Published in: Minerva Mercantile Evening Advertiser
Place of Publication: New York, NY
Publication Date: 6/21/1797

The following authentic information is received by Capt. Cooke, from a correspondent at St. Mary's.Town of St. Mary's, in Georgia,

24th May, 1797.
Yesterday returned to this place, James Seagrove, Esq, commissioner from the United States of America, to the government of Florida ; and Thomas King, Esq. Agent from the state of Georgia. These gentlemen have been at St. Augustine, for a month past, during which time an agreement took place for an exchange of all fugitive slaves from the United States, or his Catholic majesty's province of East Florida, from the 2d of September, 1790, until the 19th inst. All fugitives, prior to the 2d of September, 1790, remain to be settled by the king of Spain and the United States.

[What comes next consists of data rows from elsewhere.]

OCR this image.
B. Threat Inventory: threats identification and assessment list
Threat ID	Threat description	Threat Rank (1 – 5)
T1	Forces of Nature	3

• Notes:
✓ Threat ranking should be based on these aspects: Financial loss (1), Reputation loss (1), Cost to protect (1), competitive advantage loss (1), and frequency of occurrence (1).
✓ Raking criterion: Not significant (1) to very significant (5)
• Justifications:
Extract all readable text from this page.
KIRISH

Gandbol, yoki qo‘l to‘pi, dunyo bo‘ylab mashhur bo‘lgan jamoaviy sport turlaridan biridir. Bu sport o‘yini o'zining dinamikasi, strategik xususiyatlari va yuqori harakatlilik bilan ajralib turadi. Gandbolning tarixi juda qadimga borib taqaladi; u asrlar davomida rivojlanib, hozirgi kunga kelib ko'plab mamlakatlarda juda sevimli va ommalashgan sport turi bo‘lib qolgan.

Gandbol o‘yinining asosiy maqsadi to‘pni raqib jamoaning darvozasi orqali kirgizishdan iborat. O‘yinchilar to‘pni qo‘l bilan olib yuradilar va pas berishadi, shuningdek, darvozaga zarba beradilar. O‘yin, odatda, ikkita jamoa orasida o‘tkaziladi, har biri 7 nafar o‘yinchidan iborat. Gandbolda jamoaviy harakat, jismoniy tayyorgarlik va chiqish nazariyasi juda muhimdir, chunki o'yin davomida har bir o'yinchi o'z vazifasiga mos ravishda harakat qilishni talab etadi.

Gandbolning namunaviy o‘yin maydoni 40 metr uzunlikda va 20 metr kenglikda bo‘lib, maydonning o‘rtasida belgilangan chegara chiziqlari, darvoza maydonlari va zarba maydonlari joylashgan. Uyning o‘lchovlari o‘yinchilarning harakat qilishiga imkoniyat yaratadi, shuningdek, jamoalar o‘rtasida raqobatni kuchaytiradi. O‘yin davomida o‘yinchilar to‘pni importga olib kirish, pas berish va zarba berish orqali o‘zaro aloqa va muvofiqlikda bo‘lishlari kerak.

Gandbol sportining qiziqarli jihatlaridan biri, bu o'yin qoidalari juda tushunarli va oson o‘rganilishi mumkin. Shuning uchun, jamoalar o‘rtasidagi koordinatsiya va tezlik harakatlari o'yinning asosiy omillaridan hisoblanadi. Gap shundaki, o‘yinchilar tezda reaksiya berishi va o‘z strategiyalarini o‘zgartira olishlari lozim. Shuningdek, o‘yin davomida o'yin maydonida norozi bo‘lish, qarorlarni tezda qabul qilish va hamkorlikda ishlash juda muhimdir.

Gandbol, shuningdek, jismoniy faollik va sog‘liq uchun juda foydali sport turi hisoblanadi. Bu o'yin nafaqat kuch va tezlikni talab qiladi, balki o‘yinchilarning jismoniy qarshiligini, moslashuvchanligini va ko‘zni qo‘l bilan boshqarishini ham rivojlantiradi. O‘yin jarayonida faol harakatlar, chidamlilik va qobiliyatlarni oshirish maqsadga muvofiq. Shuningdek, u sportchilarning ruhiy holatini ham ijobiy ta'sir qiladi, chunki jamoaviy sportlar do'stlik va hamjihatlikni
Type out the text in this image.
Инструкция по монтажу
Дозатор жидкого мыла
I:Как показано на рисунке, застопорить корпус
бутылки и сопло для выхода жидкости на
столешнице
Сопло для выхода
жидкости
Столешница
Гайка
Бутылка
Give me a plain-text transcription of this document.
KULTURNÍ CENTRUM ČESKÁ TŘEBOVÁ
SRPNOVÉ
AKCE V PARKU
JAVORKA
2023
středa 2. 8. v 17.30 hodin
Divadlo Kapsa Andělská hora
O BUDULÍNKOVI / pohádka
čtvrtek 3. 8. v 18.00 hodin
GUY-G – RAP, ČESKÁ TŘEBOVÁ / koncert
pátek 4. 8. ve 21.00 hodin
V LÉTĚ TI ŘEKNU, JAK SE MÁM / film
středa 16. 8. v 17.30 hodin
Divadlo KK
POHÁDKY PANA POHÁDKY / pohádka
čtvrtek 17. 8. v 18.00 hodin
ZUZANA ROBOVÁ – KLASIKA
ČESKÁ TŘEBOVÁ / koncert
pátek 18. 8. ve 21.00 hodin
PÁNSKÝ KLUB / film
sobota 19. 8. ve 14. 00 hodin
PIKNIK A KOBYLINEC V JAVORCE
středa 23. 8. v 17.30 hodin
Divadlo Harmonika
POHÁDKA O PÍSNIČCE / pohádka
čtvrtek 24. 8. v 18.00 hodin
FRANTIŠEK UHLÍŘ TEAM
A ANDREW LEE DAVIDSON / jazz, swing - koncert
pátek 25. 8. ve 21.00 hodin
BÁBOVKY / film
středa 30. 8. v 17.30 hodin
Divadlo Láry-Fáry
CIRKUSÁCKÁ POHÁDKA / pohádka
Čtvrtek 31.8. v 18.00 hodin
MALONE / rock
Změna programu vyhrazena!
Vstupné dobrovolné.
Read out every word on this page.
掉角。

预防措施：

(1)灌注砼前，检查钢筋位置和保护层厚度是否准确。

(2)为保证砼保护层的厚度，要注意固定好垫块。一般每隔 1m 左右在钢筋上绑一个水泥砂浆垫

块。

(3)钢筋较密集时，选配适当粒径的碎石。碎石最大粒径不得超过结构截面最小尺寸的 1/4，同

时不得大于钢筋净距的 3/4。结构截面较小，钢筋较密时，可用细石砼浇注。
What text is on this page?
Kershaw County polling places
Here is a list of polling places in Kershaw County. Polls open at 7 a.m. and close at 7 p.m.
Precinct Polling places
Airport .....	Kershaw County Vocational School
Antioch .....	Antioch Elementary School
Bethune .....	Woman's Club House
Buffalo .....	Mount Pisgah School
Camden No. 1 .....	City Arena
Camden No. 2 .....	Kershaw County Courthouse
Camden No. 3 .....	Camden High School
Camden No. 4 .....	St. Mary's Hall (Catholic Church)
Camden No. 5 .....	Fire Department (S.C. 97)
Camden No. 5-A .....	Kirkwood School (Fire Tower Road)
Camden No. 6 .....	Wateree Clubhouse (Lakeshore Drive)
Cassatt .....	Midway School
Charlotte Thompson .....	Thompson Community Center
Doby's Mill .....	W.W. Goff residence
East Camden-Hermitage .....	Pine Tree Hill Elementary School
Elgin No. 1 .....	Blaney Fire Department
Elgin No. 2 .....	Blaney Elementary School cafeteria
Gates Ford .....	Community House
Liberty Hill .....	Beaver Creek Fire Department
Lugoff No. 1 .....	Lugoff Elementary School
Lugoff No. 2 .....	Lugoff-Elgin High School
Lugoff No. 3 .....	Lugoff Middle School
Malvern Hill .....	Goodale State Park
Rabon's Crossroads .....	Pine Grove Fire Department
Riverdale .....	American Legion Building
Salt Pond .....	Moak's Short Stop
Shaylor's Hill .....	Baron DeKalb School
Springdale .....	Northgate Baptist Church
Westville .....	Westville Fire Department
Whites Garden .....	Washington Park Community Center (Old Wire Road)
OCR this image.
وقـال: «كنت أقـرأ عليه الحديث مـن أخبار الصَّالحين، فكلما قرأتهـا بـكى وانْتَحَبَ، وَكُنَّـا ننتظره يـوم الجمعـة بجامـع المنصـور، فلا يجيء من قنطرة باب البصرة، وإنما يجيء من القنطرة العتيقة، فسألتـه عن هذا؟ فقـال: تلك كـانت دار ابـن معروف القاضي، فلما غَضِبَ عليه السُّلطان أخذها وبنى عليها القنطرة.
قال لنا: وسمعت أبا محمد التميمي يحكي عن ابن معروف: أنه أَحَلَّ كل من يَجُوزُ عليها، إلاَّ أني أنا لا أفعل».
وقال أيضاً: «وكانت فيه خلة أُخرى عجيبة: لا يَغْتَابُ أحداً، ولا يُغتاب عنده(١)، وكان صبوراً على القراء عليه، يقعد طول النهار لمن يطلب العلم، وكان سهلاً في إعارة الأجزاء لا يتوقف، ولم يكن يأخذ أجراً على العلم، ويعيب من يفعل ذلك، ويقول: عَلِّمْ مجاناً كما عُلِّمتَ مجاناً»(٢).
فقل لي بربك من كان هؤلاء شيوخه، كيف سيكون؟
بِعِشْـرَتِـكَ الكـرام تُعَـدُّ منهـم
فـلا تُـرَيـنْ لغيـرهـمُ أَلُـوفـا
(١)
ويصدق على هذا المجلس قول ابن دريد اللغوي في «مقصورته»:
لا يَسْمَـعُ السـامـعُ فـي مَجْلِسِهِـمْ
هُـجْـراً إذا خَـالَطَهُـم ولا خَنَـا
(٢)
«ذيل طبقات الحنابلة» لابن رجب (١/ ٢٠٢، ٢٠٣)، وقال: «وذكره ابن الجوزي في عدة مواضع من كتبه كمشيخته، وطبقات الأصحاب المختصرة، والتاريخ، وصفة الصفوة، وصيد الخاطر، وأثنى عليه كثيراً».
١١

It is with pleasure we inform, from undoubted authority, that Mr. Seagrove has entered into a treaty with the Spanish government, whereby a total stop is put to all fugitive slaves, or servants, being people of color, from receiving countenance or protection in Florida. Should any such people go there, on being discovered, they will be thrown into prison, until demanded by their owners, when they will be delivered up.
This treaty, we are informed, extends to horses, cattle, and all other property, that my stray or be stolen, and be taken into Florida, are to be returned without delay or expense. The United States are reciprocally bound to the Spanish Government, so soon as the President and Senate of the same, shall approve and ratify this treaty.
Twenty seven of the American fugitive Slaves were brot to this place on the 22d inst. in the sloop Harriet, Captain Cooke from St. Augustine, well secured in irons. They are now safely lodged in the new prison in this town, until proof be made by their owners. Eleven run-aways are left in prison in St. Augustine, as hostages for the return of an equal number now detained in Georgia, belonging to Spanish subjects. A list of the Negroes delivered up will be forwarded to be published. The commissioners speak in high terms, of the polite treatment they experience from Governor White, as well as from gentlemen individuals. There appeared a great desire in the government and many of the subjects to have these runaways sent back, as they had become so great a nuisance to that country, that most of them were chained and at work among the convicts.
Yesterday arrived here, Emanuel Rengil, Esq. his Catholic Majesty's Vice Consul, for the states of North Carolina, South Carolina and Georgia. This gentleman was late Secretary of the Province of East Florida, and we are informed, intends residing in this city.